Die Wahrheit: Heimweh nach Hannover
Endlich raus der Kakophonie der Großstadt und hinein in die Stille der finnischen Wälder. Was für ein Traum! Wäre da nicht dieser Lärm.
D as elfte Gebot, vom großen Robert Gernhardt erlassen, lautet: „Du sollst nicht lärmen.“ Kaum jemand hält sich daran, darum entfliehe ich jedes Jahr all dem Geklingel der Fahrräder, dem Starten der Motoren, dem Gekreische der Menschen, der Kakophonie der Großstadt in die finnischen Wälder. Hier, dreißig Kilometer entfernt vom schönen Tampere, sitzen wir in einem kleinen Ort namens Ylöjärvi beim Frühstück vor dem Mökki, der nächste See in Sichtweite, nachts von höchstens fünf Mücken heimgesucht.
Das Mökki, das „Sommerhaus“, in dem wir wohnen, gehört unserer Freundin Marja-Riitta. Himmlische Ruhe in heller Nacht! Und jetzt tischen wir auf: finnischen Yoghurt – yogurtti –, dazu selbst gepflückte Blaubeeren – mustikka – und spanische Weintrauben – Espanjalaistä viiniä. Dazu finnisches Brot. Käse. Und natürlich Kaffee in rauen Mengen. Der Finne ist Weltmeister im Kaffeetrinken, mit 4,1 Tassen pro Tag. Die ersten Mücken – Hyttynnen – kommen vorbei und testen unsere Abwehrsprays.
Es ist herrlich! Das Wetter ist super. Es ist Juli. Haupturlaubszeit der Finnen. Kaum ein Mökki ist nun zu mieten, alle Finnen sind selbst dort. Dauernd. Unentwegt. Der Finne ist aktiv, und der Herbst steht auch vor der Tür, denn Mittsommernacht, der längste Tag des Jahres, liegt schon vier Wochen zurück. Also ist es für den Finnen nur noch eine Frage von Tagen, bis der erste Schnee fällt. Da will er gerüstet sein.
Die Eisbohrer sind längst geschärft. Aber irgendwie scheint ihm der Holzvorrat noch nicht ausreichend zu sein. Während wir das erste Brot bestreichen, will der Nachbar zur Linken, weit außer Sichtweite, aber in hervorragender Hörweite, seinen Holzvorrat erweitern.
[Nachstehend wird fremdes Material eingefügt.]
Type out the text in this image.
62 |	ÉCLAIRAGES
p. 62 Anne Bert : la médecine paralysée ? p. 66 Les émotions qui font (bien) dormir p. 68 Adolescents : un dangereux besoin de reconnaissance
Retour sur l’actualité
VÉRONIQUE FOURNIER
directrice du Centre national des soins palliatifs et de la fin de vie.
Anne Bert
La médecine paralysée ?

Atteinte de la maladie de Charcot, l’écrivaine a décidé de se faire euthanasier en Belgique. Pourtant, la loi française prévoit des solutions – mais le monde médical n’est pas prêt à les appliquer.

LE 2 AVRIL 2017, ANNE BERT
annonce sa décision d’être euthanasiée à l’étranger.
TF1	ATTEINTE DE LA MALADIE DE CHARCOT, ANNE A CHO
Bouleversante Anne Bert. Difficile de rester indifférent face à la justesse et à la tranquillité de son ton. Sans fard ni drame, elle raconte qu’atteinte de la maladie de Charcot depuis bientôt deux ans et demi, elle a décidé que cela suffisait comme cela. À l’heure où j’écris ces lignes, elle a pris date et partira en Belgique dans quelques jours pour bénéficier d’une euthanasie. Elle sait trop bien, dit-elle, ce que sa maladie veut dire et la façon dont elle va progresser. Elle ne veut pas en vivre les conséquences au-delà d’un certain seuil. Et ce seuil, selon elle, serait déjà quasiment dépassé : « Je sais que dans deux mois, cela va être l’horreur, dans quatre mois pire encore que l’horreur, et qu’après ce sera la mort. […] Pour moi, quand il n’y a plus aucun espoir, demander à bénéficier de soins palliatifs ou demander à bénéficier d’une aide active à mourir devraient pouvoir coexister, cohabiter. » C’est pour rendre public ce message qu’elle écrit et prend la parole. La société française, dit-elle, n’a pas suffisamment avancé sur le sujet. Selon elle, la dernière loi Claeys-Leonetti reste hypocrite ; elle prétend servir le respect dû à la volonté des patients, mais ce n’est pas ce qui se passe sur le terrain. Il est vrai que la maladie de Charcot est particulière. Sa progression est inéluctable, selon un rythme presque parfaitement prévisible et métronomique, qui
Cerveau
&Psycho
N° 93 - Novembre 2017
Der Finne ist moderner, als viele Südeuropäer glauben, und dazu gehören für ihn alle Völkerschaften unterhalb Dänemarks. Der Finne sägt nicht mit der Säge, sondern mit der Motorsäge. Wer gerade nicht mit der Motorsäge sägt, spaltet ganze Stämme und schlägt dazu Eisenkeile mit Axtschwüngen ein, die Thor verblassen lassen würden. Aber am liebsten motorsägt er. Und er ist nicht allein.
Der Nachbar zur Rechten beginnt ebenfalls mit seinem Tagwerk. Kaum schweigt sein Gerät, startet der schräg hinter ihm. Der links hämmert nun. Und wenn ich „hämmern“ schreibe, meine ich hämmern. Hier wird kein kleiner Nagel zaghaft von Amateuren in die Wand geschlagen, sondern es werden Gesetze von finnischen Väinämoinens, ihrer führenden Sagengestalt, in Stein gemeißelt.
Vor allem aber sägt es. Laut. Kreischend. Drohend. Rundum. Sie unterscheiden sich nur in den Tonhöhen. Eine Symphonie der Sägen. Die Todesfuge für den Baum. Ein Kettensägenmassaker. Vor allem in unseren Gehörgängen. Wir sind im Auge des finnischen Orkans.
Der Finne sei schweigsam, sagt man. Das mag sein, aber er lässt seine Säge sprechen. „Kein Ort der Ruhe!“, sagt meine Freundin. „Lass uns fahren. Ich will wieder nach Hannover.“ Denn Hannover ist Ruhe und Frieden.